SpyCEP enhances S. pyogenes dissemination to lung from the upper respiratory tract. S. pyogenes studies are shown in (A), (B) and (C) (10 mice per group). Following intranasal infection, S. pyogenes survival in the nasal tissues (A) and NALT (B) was unaffected by disruption of SpyCEP. However, S. pyogenes dissemination into the lower respiratory tract (C) was enhanced by SpyCEP expression (P = 0.02). Lactococcal studies are shown in (D), (E) and (F) (8 mice per group). SpyCEP expression by L. lactis was sufficient to allow survival in the nasal tissues (P = 0.001) (D) and also enhanced survival in NALT (P = 0.046) (E).

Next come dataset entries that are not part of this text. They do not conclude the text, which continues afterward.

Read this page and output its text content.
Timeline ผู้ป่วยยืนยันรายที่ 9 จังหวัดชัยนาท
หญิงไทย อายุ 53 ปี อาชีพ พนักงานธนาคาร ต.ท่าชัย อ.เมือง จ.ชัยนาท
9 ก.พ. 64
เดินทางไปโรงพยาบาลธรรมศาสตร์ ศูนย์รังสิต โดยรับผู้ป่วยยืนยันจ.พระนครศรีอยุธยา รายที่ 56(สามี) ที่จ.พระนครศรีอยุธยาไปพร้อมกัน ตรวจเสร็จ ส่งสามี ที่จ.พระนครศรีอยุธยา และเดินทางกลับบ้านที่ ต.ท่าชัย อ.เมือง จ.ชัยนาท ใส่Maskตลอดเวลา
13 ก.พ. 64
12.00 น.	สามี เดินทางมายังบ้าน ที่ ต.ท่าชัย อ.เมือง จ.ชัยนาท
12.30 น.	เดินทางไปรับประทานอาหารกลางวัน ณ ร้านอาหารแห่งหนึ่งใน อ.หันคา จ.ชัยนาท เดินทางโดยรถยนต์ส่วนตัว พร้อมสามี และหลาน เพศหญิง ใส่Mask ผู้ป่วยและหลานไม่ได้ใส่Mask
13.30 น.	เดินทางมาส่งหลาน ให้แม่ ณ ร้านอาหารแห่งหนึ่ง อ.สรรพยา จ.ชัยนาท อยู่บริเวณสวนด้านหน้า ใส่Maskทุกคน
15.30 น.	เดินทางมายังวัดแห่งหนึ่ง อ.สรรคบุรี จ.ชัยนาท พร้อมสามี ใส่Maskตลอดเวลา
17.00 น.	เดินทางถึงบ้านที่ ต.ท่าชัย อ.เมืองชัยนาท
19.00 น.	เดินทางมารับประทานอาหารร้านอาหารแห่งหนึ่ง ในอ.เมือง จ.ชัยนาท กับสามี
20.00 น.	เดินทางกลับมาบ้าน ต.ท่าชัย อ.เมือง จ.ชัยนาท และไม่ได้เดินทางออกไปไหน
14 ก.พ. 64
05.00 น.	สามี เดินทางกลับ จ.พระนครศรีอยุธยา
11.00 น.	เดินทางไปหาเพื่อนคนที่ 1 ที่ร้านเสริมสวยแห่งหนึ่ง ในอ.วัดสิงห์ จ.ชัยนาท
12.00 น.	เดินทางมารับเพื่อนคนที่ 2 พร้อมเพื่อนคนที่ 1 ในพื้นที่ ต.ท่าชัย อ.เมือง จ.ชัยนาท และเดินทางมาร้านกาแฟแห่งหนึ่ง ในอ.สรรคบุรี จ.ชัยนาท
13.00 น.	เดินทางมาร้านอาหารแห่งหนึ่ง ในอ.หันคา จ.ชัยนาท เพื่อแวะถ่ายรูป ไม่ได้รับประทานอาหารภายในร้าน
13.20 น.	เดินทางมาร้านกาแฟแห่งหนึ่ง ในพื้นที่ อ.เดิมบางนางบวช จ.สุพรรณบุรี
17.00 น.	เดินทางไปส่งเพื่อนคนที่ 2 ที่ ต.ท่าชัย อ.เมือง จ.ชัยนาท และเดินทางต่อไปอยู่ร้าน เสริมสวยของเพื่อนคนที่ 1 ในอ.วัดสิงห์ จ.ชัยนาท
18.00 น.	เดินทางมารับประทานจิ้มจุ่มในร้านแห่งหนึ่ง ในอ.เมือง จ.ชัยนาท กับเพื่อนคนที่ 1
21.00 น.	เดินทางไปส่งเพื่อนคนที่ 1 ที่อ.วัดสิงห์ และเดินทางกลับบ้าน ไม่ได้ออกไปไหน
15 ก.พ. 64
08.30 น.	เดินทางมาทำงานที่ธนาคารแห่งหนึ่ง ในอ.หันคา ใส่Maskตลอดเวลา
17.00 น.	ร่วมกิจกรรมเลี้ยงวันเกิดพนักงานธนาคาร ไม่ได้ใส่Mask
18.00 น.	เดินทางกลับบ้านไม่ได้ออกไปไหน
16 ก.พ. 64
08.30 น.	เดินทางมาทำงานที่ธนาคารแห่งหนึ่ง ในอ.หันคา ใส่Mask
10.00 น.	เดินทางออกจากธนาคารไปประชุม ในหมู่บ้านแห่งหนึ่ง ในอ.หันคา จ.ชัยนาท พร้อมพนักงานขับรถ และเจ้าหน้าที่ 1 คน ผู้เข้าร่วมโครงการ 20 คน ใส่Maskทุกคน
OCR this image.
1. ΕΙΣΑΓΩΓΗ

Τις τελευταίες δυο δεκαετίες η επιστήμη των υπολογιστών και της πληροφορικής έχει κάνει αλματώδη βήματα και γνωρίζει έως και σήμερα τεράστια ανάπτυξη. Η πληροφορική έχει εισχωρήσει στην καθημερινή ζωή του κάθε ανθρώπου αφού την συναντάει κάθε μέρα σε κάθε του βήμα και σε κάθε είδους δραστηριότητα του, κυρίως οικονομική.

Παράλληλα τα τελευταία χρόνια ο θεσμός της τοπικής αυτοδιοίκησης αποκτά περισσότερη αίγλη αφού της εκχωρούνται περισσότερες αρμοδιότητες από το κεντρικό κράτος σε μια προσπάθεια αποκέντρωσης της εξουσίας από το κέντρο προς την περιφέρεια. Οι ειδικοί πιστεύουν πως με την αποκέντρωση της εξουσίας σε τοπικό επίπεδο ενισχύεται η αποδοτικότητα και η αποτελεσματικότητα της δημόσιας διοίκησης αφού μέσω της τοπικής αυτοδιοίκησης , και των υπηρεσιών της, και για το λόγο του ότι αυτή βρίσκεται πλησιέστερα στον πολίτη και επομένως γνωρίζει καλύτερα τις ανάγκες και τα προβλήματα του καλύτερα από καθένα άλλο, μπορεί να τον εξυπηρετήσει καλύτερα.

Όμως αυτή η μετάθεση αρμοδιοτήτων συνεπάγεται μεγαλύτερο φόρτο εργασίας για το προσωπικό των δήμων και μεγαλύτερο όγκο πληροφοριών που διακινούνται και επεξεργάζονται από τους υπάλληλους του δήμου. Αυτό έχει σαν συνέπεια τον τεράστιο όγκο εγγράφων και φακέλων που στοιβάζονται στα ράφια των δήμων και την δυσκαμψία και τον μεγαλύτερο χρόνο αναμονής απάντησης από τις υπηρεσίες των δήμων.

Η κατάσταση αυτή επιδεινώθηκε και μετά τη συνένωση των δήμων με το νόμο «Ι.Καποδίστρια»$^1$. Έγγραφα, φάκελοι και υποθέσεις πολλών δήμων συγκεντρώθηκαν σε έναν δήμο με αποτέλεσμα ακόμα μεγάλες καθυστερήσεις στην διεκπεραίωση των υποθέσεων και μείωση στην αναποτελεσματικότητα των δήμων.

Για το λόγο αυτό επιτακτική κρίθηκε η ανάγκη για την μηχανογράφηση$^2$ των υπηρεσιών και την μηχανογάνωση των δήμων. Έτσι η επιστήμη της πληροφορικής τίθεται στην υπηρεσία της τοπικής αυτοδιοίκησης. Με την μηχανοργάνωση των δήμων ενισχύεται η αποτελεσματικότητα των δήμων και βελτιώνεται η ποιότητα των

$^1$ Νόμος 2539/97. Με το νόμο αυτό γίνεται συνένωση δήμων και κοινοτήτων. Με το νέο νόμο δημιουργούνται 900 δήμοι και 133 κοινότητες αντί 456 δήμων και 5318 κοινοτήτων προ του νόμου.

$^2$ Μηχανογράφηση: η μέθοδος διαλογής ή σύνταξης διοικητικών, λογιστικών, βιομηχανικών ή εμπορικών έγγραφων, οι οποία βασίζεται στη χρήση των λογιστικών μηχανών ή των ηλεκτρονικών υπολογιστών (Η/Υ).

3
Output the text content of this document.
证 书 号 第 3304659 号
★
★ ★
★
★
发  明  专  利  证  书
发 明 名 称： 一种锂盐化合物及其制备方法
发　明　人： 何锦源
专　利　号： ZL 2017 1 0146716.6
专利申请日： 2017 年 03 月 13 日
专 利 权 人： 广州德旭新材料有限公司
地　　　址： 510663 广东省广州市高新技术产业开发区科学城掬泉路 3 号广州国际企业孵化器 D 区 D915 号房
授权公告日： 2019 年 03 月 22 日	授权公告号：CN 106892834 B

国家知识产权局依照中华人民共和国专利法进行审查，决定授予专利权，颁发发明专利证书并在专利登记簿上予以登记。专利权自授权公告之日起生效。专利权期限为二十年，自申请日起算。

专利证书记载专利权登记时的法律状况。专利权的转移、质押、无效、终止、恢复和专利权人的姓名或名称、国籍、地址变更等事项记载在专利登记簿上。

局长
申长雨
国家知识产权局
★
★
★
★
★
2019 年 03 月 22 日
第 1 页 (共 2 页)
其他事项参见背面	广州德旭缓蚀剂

SpyCEP did not significantly affect survival of L. lactis in the lower respiratory tract (F). ND, not detected; cfu, colony-forming units; horizontal line, median. Data from one experiment for each strain.

Fig. 7

Levels of KC (murine CXCL1) in mouse lung homogenate (left side axis) and mouse serum (right side axis) 24 h after infection with S. pyogenes. Infection with parent strain H292 reduced chemokine levels compared with those mice infected with mutant strain H575 in both lung and serum. n = 10 mice per group.